Dia wanita yang meninggalkan karangan bunga di depan rumahku. Karangan bunga itu dipesan langsung olehnya dan diantarkan langsung oleh pengerajin bunga dari Jalan Wastukencana dengan tulisan "Turut Berdukacita atas kepergianku. Tabahlah dan selamat tinggal". Karangan bunga lainnya juga datang dari teman-temanku yang diantarkan juga oleh pengerajin bunga yang sama. Beberapa diantaranya ada yang menulis "Nikmatilah, suatu saat kamu akan jatuh cinta lagi", "Ikan di laut banyak boy!" dan ada juga yang mengatakan hal standar seperti "Rencana Tuhan pasti baik". Mereka menganggapku meninggal karena aku sudah berhari-hari tidak keluar rumah. Aku melawan badai di kamarku sendiri. Aku kedinginan dan tidak punya rumah untuk berteduh. Setidaknya seperti dulu.
Semua apa yang aku tanam di ladang sudah hancur berantakan dan tidak bersisa. Ternak yang baru saja aku beli januari kemarin ternyata terbawa banjir bandang. Pohon apel yang selalu aku inginkan untuk menjadi sesuatu yang bisa aku nikmati di kemudian hari ternyata sekarang sudah terbang dibawa oleh angin puting beliung. Sebuah bencana yang hanya dibawa oleh kepergiannya.
Padang rumput, aku mengingatnya, semuanya, semua detilnya. Banyak yang sudah aku lakukan untuk menjaga dia tetap baik-baik saja ditengah bencana yang diciptakan oleh orang-orang sebelumnya. Aku ingin dia tetap bertahan dan tidak patah semangat. Di tengah badainya aku keluar, mencoba memanipulasi cuaca dengan kemampuanku menciptakan sihir hal-hal mengagumkan. Aku mengorbankan banyak hal untuk menjaganya agar tidak terluka dan mampu melewati badai. Aku sediakan rumah agar dia bisa berteduh. Aku ciptakan semesta untuknya hanya untuk dia menetap. Aku sudah terlalu jatuh ke dalam lubang "Harapan agar dia bahagia" dan sekarang saatnya aku merasakan badai yang dia ciptakan karena kepergiannya.
Badai itu hampir saja membunuh seekor rusa yang memiliki tanduk yang indah. Rusa itu sedang berlari-lari di hutan bersama kawanannya dan sekarang rusa itu sedang melayang-layang terbawa angin entah kemana angin itu membawanya. Bisa jadi ke sebuah savana yang penuh dengan hewan buas yang siap memangsanya. Tapi yang akan ku tegaskan disini adalah, badai itu hampir membunuh rusa itu.

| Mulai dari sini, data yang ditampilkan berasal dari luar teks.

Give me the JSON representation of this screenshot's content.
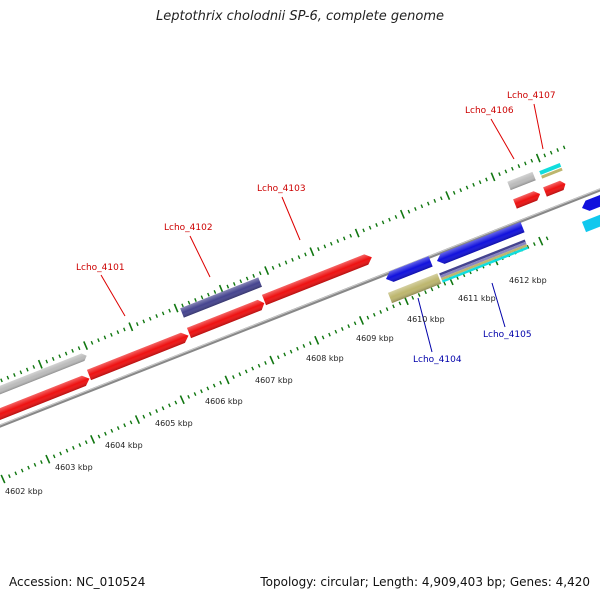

Tentang bunga yang ia tinggalkan di halaman depan itu, bagiku adalah hal yang cukup manis dalam sebuah kepergian, ah sial, aku masih saja memujinya.

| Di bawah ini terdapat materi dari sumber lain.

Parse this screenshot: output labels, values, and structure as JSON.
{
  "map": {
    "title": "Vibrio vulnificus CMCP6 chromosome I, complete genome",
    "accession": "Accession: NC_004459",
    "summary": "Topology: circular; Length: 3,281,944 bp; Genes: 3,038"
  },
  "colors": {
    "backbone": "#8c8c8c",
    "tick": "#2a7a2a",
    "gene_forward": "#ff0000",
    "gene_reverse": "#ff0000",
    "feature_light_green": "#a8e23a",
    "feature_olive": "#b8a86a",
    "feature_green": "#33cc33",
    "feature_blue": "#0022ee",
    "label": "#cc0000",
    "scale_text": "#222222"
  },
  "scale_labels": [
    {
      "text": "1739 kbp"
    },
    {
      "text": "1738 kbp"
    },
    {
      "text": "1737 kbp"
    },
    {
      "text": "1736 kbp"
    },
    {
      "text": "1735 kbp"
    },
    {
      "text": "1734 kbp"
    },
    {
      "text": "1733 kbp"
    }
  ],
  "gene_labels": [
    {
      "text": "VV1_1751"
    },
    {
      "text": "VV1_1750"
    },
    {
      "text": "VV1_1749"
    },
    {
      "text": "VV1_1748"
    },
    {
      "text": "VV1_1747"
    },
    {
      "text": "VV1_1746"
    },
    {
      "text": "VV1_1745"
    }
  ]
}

Jatuh ke dalam sebuah perasaan menyalahkan diri sendiri tidak menyenangkan. Merasa tidak diterima karena anugerah yang Tuhan berikan itu tidak menyenangkan. Bibit,bebet dan bobot. Aku mengulang-gulang kata-kata itu sampai tidak ada artinya. Sampai benar-benar habis rasa muak sehingga ikhlas bisa mengisinya. Aku menyalahkan diriku sendiri atas apa yang tidak aku punyai dan belum sanggup aku capai. Aku menyalahkan diriku sendiri atas apa yang tidak bisa aku ciptakan untuk membuatnya tertarik. Aku menyalahkan diriku sendiri atas semuanya.
Aku menjadi sangat kecil. Harapan yang semula hidup karenanya kini semua tak bersisa. Aku harus menanami ladang dari awal lagi, membeli ternak lagi dari awal dan menumbuhkan pohon apel sendiri dari awal.
Namun setelah badai ini selesai. Setelah semua ini reda.